The Code of Conduct was drafted collaboratively by a group of Notified Bodies, and addresses issues such as qualifications of Notified Body personnel, rules on conduct of work and commitment to patient safety, and guidelines for harmonization between Notified Bodies.
The Code of Conduct, in its entirety, is available online.
On June 6, 2011, the Council of the European Union issued conclusions on the 3095th Employment, Social Policy, Health and Consumer Affairs Council Meeting covering innovation in the medical device sector.
The council recognized the need for a balanced regulatory environment to protect patients and foster innovation in industry, and the need for greater regulatory unity among the EU states.
The council backed some of the major proposals previously discussed as part of the Recast, including updates to IVD classification rules and a centralized database. Notably, the council also discussed some of the issues concerning Notified Bodies that the Code of Conduct of Notified Bodies addressed as well the conclusions presented at the EU Commission High Level Conference (22 March 2011).
Complete text of the press release is available: click here
The European Commission has publicly issued draft regulations on electronic labeling (e-labeling) as part of their WTO Technical Barriers Trade activities. According to the EC Notification description:
The draft Regulation sets out conditions according to which instructions for use in paper form may be replaced by electronic instructions for use. It limits the possibility of providing instructions for use in electronic form to defined medical devices and accessories intended to be used in specific conditions. Furthermore, it contains a range of procedural safeguards. Thus instructions for use have to be provided in paper form on request, and a specific risk assessment by the manufacturer and information on how to access to the instructions for use is needed.
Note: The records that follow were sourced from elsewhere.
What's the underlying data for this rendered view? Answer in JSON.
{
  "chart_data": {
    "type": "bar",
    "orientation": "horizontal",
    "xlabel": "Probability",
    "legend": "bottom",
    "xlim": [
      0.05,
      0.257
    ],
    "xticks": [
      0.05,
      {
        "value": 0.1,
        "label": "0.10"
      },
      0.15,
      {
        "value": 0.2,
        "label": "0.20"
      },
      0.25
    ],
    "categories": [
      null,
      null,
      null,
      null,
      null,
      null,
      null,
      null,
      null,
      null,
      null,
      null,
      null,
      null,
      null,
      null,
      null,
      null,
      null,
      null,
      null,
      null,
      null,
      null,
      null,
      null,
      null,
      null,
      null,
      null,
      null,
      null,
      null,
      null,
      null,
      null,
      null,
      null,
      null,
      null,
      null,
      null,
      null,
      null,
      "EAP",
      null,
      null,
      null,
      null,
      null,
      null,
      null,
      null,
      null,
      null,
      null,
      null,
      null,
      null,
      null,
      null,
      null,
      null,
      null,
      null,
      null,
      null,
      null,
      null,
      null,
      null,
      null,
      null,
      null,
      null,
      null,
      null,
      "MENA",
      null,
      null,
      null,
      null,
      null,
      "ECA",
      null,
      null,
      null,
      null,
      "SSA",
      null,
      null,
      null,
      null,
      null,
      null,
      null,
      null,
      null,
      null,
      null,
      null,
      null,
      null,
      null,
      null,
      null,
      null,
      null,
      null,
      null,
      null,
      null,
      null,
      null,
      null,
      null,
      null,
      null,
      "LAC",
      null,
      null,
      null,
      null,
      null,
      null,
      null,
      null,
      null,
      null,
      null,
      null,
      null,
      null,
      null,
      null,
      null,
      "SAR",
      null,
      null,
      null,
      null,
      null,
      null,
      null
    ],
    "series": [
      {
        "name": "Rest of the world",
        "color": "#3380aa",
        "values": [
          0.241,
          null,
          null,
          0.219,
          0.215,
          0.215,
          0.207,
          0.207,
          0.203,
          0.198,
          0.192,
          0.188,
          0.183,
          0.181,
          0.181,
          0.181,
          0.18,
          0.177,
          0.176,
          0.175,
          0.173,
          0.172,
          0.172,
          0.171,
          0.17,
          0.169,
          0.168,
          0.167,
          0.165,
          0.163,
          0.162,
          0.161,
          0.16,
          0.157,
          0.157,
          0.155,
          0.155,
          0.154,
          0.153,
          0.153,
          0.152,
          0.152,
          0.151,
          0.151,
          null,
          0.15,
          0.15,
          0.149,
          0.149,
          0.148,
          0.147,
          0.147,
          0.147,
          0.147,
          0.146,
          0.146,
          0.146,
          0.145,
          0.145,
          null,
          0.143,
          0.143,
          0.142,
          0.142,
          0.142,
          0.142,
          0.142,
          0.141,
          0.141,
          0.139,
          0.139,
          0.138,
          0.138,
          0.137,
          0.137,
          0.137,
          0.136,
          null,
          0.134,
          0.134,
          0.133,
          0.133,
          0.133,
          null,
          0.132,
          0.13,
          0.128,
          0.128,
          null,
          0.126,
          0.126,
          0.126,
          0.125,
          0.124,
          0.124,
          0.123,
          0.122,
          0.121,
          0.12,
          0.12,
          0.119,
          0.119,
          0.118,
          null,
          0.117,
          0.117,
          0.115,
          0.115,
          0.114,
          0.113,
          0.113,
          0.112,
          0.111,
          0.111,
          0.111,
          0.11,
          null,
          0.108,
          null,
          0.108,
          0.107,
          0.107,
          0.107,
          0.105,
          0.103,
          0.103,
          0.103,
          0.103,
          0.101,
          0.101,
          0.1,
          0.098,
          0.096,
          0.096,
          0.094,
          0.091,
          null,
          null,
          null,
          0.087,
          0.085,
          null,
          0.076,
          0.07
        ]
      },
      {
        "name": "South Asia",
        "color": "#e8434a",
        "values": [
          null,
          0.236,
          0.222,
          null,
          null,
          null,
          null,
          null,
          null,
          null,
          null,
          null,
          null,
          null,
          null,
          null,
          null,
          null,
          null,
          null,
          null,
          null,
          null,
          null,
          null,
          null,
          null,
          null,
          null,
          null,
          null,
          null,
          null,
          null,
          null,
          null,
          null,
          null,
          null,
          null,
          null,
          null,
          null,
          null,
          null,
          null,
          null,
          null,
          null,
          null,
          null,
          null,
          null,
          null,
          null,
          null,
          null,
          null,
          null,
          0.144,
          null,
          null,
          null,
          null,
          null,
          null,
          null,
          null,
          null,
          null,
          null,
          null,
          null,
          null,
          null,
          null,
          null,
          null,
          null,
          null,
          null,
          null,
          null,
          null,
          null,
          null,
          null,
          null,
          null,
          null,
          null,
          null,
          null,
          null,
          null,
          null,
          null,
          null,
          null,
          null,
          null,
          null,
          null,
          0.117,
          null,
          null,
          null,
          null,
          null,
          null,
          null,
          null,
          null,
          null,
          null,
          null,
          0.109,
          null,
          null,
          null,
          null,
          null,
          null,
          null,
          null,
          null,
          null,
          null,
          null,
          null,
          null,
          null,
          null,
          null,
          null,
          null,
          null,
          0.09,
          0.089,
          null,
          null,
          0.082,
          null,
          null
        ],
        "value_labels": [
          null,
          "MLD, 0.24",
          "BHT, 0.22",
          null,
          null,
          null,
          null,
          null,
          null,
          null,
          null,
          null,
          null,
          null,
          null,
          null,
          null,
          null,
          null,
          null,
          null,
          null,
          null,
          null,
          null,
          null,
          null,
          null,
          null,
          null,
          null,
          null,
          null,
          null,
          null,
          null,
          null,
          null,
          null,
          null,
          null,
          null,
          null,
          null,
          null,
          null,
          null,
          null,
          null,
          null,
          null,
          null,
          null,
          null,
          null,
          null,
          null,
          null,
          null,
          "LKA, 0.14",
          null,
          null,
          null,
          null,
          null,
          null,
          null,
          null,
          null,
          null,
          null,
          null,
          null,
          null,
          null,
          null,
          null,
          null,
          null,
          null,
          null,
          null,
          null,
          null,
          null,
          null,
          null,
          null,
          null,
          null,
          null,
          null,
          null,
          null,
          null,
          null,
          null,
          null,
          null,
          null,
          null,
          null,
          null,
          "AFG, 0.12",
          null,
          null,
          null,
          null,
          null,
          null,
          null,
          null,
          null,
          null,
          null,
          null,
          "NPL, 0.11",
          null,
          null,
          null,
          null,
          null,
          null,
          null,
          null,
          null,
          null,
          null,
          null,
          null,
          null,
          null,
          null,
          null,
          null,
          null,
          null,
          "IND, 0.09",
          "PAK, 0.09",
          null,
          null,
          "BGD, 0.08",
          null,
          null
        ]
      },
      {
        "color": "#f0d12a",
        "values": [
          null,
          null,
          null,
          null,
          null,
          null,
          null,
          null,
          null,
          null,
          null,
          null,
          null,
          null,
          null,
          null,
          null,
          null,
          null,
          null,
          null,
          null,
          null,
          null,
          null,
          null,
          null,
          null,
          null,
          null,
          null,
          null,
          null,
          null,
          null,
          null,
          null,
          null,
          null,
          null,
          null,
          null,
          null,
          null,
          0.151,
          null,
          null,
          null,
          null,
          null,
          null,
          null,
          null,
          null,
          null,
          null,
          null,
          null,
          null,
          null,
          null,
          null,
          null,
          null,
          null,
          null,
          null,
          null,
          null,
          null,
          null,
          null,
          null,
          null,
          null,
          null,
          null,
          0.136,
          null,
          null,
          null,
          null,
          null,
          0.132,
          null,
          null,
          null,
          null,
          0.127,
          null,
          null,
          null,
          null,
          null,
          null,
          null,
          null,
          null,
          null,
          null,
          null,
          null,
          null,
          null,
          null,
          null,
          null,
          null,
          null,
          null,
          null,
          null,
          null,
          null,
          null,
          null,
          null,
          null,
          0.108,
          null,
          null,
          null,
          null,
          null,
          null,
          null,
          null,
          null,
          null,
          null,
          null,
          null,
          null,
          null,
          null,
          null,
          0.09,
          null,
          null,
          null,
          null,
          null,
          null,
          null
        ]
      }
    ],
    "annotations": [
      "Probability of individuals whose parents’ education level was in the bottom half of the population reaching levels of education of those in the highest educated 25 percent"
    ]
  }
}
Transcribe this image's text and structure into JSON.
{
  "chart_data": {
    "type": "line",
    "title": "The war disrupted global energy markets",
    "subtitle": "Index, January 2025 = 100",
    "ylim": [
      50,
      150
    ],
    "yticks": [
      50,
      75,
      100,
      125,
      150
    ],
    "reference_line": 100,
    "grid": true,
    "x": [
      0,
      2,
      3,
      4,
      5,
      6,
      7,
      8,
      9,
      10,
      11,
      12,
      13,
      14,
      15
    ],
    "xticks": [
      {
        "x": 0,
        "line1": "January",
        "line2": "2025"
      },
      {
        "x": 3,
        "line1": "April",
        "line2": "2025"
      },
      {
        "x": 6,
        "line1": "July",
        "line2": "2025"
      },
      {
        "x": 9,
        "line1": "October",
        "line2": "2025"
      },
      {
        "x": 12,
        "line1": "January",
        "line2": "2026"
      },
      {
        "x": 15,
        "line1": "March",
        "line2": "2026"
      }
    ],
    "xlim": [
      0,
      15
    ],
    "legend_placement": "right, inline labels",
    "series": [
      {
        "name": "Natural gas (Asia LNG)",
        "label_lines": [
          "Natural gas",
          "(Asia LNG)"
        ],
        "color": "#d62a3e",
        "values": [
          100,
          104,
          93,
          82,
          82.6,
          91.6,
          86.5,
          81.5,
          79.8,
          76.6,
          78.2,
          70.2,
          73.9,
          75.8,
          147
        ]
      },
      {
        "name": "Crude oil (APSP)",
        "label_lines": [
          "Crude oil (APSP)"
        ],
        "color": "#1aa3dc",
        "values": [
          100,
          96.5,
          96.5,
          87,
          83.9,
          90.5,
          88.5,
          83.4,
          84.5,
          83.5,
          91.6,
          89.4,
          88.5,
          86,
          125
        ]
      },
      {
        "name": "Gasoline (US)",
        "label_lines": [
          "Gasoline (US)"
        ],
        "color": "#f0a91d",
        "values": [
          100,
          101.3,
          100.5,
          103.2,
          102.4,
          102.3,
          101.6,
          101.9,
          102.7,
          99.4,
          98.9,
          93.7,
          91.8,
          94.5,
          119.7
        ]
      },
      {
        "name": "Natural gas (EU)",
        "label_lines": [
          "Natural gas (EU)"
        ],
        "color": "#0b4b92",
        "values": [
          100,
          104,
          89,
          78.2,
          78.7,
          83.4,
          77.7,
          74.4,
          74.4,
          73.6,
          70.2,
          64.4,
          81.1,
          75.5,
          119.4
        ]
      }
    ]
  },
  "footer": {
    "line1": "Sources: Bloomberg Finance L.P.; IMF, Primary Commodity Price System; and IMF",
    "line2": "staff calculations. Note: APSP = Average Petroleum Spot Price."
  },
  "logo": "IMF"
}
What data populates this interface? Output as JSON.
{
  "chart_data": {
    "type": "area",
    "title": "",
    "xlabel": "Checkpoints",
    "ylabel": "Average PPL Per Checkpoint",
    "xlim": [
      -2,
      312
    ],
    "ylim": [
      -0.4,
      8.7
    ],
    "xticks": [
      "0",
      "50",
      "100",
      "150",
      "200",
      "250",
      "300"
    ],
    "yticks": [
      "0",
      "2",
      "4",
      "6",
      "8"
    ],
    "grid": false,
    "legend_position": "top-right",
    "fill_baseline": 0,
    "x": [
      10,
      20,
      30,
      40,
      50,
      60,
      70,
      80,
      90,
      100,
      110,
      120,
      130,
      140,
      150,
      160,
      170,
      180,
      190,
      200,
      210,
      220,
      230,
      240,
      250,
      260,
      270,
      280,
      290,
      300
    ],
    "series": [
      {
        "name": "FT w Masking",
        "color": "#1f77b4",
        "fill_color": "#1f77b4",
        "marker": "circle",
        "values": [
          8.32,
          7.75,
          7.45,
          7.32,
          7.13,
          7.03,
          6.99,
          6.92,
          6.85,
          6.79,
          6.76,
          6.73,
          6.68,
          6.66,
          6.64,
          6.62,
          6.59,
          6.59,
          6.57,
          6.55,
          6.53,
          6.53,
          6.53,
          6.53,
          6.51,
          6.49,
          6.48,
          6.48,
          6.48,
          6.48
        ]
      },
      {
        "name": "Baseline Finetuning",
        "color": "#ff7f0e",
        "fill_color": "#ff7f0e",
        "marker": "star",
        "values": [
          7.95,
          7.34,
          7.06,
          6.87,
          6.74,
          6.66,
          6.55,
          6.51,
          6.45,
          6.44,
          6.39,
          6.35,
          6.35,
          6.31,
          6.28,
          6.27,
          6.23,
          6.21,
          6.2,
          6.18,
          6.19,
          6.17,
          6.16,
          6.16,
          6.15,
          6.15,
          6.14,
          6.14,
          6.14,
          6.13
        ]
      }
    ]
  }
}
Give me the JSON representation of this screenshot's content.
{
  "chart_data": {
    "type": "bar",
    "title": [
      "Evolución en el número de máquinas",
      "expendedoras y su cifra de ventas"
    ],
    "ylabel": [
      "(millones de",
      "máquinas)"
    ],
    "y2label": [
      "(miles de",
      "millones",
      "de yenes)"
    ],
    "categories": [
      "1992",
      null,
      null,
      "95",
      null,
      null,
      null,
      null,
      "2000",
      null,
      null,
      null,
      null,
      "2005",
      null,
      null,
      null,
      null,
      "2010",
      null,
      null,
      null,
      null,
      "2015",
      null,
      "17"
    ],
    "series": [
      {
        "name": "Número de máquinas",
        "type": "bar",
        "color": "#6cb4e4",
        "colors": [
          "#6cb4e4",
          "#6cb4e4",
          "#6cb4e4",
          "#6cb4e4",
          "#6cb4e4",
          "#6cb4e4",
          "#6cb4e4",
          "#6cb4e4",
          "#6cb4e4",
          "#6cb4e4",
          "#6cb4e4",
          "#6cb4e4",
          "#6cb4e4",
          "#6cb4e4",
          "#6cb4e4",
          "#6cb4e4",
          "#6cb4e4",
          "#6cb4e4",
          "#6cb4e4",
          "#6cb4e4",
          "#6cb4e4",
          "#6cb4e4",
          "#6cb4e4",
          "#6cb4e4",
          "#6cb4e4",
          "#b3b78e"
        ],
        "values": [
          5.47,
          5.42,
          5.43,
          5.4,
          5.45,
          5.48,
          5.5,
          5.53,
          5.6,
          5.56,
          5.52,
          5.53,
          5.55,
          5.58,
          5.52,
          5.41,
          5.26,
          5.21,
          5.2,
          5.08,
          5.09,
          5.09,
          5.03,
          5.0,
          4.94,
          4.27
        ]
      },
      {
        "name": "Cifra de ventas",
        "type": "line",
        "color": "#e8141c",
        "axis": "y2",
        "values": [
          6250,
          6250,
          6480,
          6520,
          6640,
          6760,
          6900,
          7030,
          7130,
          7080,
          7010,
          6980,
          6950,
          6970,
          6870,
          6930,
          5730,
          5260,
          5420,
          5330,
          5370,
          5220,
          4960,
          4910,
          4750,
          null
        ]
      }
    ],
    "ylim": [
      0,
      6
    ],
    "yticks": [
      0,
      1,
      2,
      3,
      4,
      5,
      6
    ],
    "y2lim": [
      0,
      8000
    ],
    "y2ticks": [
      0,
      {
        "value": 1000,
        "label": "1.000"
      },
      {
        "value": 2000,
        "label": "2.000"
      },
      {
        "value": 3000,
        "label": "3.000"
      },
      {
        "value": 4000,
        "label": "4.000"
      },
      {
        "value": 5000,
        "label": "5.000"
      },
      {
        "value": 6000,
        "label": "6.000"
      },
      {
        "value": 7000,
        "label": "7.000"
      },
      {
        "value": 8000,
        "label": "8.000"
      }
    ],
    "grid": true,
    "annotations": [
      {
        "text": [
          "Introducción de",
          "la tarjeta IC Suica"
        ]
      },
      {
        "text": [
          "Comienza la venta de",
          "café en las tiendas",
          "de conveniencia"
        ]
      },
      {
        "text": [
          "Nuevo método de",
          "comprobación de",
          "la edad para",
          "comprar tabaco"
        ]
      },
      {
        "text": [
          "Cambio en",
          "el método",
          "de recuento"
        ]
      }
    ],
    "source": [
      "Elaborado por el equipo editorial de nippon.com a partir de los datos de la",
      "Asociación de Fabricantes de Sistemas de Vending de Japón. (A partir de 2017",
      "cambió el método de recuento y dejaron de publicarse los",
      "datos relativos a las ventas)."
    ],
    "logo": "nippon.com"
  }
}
The draft Regulation also sets up a few basic safety requirements for:
• instructions for use in electronic form which are provided in addition to complete instructions for use in paper form, and
• websites containing such instructions for use.
It is expected that the draft will be reviewed in the Fall of this year. When implemented, the regulation may offer opportunities for manufacturers of particular categories of medical devices to provide non-hardcopy Instructions for Use (or IFUs) by other mechanisms.